“Where’s Your Heart Leading You?”—Is It Love, or Location?

It was time for tea and long conversations in our kitchen late at night. My flatmates and I talked about our lives and the dreams we have. But one topic always stands out between us: the dating world and love.

It started with one question “How do we feel about love?” each of us answered but my answer seemed more complex than theirs. That’s when I asked myself “Am I dating in the right place?” 

Women my age are constantly talking about dating, especially on TikTok. It is so common for you to see someone upload a video about their dating experiences. @BeccaMoore on TikTok tells her viewers about a bad date. 

“A guy that I had a crush on forever slid into my DM’s and asked if I wanted to get dinner with him,” she says. She goes on to say how she went on the date and there was another girl there as well. He was dating both at the same time.

I felt I had horrible luck. Even though I have never gone on a true date. What I had was simply one long-term high school relationship and though it felt real it wasn’t. But men who have talked to me never go further than simply talking. 

Europe has a certain fascination with its charming accents, cobblestone alleyways, and the promise of passionate, wine-fueled love relationships. Conversely, there is the classic American dream—which is dynamic, aspirational, and brimming with possibilities.

Which location is the secret to fulfilling our truest desires?

 I decided to turn to my three trusty flatmates. They thought about my situation and whether they felt there was truly a difference if I were to date in Europe instead of America. 


IAN

“Men in Paris or Europe in general are taught to go up to a woman and talk to her first,” Ian says.

I asked if they actually take that step and he explained that they do, but he won’t. He goes on to say, “It’s an ego and shy thing as well, sometimes I just do not want to bother.” 

Next, he told me about his Parisian friends, two of whom are now single. Evan is quite self-assured and doesn't hesitate to approach someone. “It’s simply because he wants to,” Ian says.

Tony is distinctive. He overthinks his conversations with ladies, always finds himself in the "Friend Zone," and occasionally at a loss for words.

That's when Ian said something interesting to me. After discussing his two friends, he stated that Tony wanted advice. He couldn't think of anything to say to a girl.

"Well meet her," Evan simply said. “Why are you talking? When you can just check to see if there's a connection right away."

Ian talks about his friend group and how communication is important to them, but that there are also men in Europe who are not as open. Drawing on experiences in my social life and relationships with men, I asked him if he believed that women would do better dating in Europe.

"Yes, given that the two countries differ from one another, but this is a matter of culture," he says.


ELENA

When my other flatmate Elena mentioned that she had been lucky in her dating life, I gave the response a lot of thinking.
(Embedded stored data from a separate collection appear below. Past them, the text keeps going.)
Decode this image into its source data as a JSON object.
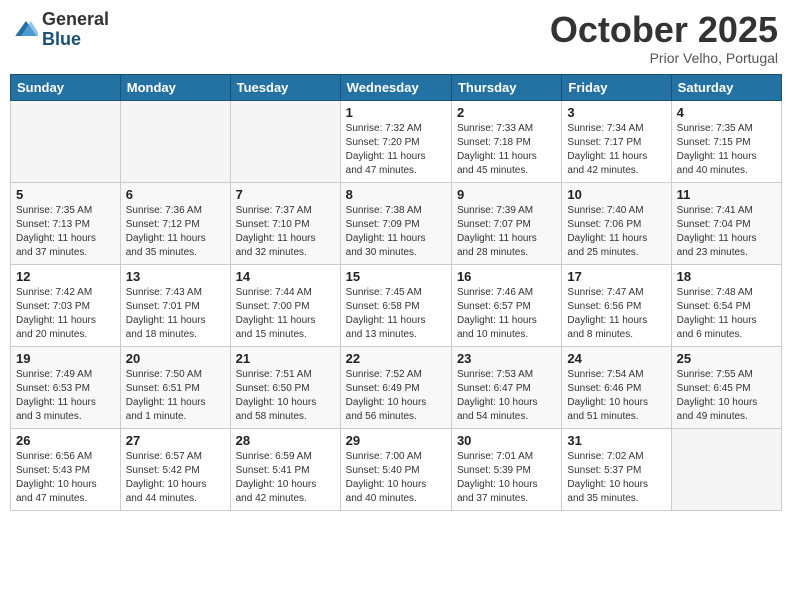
{
  "header": {
    "logo_general": "General",
    "logo_blue": "Blue",
    "month": "October 2025",
    "location": "Prior Velho, Portugal"
  },
  "weekdays": [
    "Sunday",
    "Monday",
    "Tuesday",
    "Wednesday",
    "Thursday",
    "Friday",
    "Saturday"
  ],
  "weeks": [
    [
      {
        "day": "",
        "info": ""
      },
      {
        "day": "",
        "info": ""
      },
      {
        "day": "",
        "info": ""
      },
      {
        "day": "1",
        "info": "Sunrise: 7:32 AM\nSunset: 7:20 PM\nDaylight: 11 hours\nand 47 minutes."
      },
      {
        "day": "2",
        "info": "Sunrise: 7:33 AM\nSunset: 7:18 PM\nDaylight: 11 hours\nand 45 minutes."
      },
      {
        "day": "3",
        "info": "Sunrise: 7:34 AM\nSunset: 7:17 PM\nDaylight: 11 hours\nand 42 minutes."
      },
      {
        "day": "4",
        "info": "Sunrise: 7:35 AM\nSunset: 7:15 PM\nDaylight: 11 hours\nand 40 minutes."
      }
    ],
    [
      {
        "day": "5",
        "info": "Sunrise: 7:35 AM\nSunset: 7:13 PM\nDaylight: 11 hours\nand 37 minutes."
      },
      {
        "day": "6",
        "info": "Sunrise: 7:36 AM\nSunset: 7:12 PM\nDaylight: 11 hours\nand 35 minutes."
      },
      {
        "day": "7",
        "info": "Sunrise: 7:37 AM\nSunset: 7:10 PM\nDaylight: 11 hours\nand 32 minutes."
      },
      {
        "day": "8",
        "info": "Sunrise: 7:38 AM\nSunset: 7:09 PM\nDaylight: 11 hours\nand 30 minutes."
      },
      {
        "day": "9",
        "info": "Sunrise: 7:39 AM\nSunset: 7:07 PM\nDaylight: 11 hours\nand 28 minutes."
      },
      {
        "day": "10",
        "info": "Sunrise: 7:40 AM\nSunset: 7:06 PM\nDaylight: 11 hours\nand 25 minutes."
      },
      {
        "day": "11",
        "info": "Sunrise: 7:41 AM\nSunset: 7:04 PM\nDaylight: 11 hours\nand 23 minutes."
      }
    ],
    [
      {
        "day": "12",
        "info": "Sunrise: 7:42 AM\nSunset: 7:03 PM\nDaylight: 11 hours\nand 20 minutes."
      },
      {
        "day": "13",
        "info": "Sunrise: 7:43 AM\nSunset: 7:01 PM\nDaylight: 11 hours\nand 18 minutes."
      },
      {
        "day": "14",
        "info": "Sunrise: 7:44 AM\nSunset: 7:00 PM\nDaylight: 11 hours\nand 15 minutes."
      },
      {
        "day": "15",
        "info": "Sunrise: 7:45 AM\nSunset: 6:58 PM\nDaylight: 11 hours\nand 13 minutes."
      },
      {
        "day": "16",
        "info": "Sunrise: 7:46 AM\nSunset: 6:57 PM\nDaylight: 11 hours\nand 10 minutes."
      },
      {
        "day": "17",
        "info": "Sunrise: 7:47 AM\nSunset: 6:56 PM\nDaylight: 11 hours\nand 8 minutes."
      },
      {
        "day": "18",
        "info": "Sunrise: 7:48 AM\nSunset: 6:54 PM\nDaylight: 11 hours\nand 6 minutes."
      }
    ],
    [
      {
        "day": "19",
        "info": "Sunrise: 7:49 AM\nSunset: 6:53 PM\nDaylight: 11 hours\nand 3 minutes."
      },
      {
        "day": "20",
        "info": "Sunrise: 7:50 AM\nSunset: 6:51 PM\nDaylight: 11 hours\nand 1 minute."
      },
      {
        "day": "21",
        "info": "Sunrise: 7:51 AM\nSunset: 6:50 PM\nDaylight: 10 hours\nand 58 minutes."
      },
      {
        "day": "22",
        "info": "Sunrise: 7:52 AM\nSunset: 6:49 PM\nDaylight: 10 hours\nand 56 minutes."
      },
      {
        "day": "23",
        "info": "Sunrise: 7:53 AM\nSunset: 6:47 PM\nDaylight: 10 hours\nand 54 minutes."
      },
      {
        "day": "24",
        "info": "Sunrise: 7:54 AM\nSunset: 6:46 PM\nDaylight: 10 hours\nand 51 minutes."
      },
      {
        "day": "25",
        "info": "Sunrise: 7:55 AM\nSunset: 6:45 PM\nDaylight: 10 hours\nand 49 minutes."
      }
    ],
    [
      {
        "day": "26",
        "info": "Sunrise: 6:56 AM\nSunset: 5:43 PM\nDaylight: 10 hours\nand 47 minutes."
      },
      {
        "day": "27",
        "info": "Sunrise: 6:57 AM\nSunset: 5:42 PM\nDaylight: 10 hours\nand 44 minutes."
      },
      {
        "day": "28",
        "info": "Sunrise: 6:59 AM\nSunset: 5:41 PM\nDaylight: 10 hours\nand 42 minutes."
      },
      {
        "day": "29",
        "info": "Sunrise: 7:00 AM\nSunset: 5:40 PM\nDaylight: 10 hours\nand 40 minutes."
      },
      {
        "day": "30",
        "info": "Sunrise: 7:01 AM\nSunset: 5:39 PM\nDaylight: 10 hours\nand 37 minutes."
      },
      {
        "day": "31",
        "info": "Sunrise: 7:02 AM\nSunset: 5:37 PM\nDaylight: 10 hours\nand 35 minutes."
      },
      {
        "day": "",
        "info": ""
      }
    ]
  ]
}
 She recently got into a situation with a guy in London, yet their friendship remains.

“He was a nice guy. But the morning after he was very distant, and it made me feel bad. So, I just texted him and explained how I felt. Which led to a good friendship,” she says. 

It got me wondering whether there was more I could do to express my emotions. It will certainly make things simpler, but not every man will be so understanding.

“Talking and texting is okay but the connection in real life is way more important,” Elena says. “And some European men can be jerks too,” Elena says. 

Perhaps it is better to meet the individual rather than try to chat and then meet. She continues by stating that she maintains friendships with the guys she has dated. However, my experiences have not been friendship-worthy.

I asked her the big question: should women date in Europe?

“It doesn’t matter where you date there is no difference to me. It’s more about who the person is and trusting yourself,” she says. 


NATALIE

As I listened to Natalie’s wise words, I couldn’t help but wonder about her insight.

“People are emotionally unavailable nowadays,” she says. “I’ve had a lot of bad relationship experiences and above all, I’d say it’s a lack of communication.”

Natalie’s response made a lasting impact. Maybe we've lost sight of emotional connection in a world where swiping left or right gives us rapid satisfaction.

“I haven’t found love in Germany but that doesn’t mean I can’t find it in Europe,” Natalie says. “Dating is one of the most complex topics ever. Is there such thing as true love or not?”


So, here’s the thing my dear readers: Love is borderless. It is indifferent to location or cultural distinctions. Your personal path of self-discovery is what really counts.

The gems of knowledge you discover will be the things you value most in the long run. Keep your hearts open and your passports ready.

Love, like fashion, knows no boundaries, and the world is your runway. After all, each step you take is a chapter in the story of your fabulous life.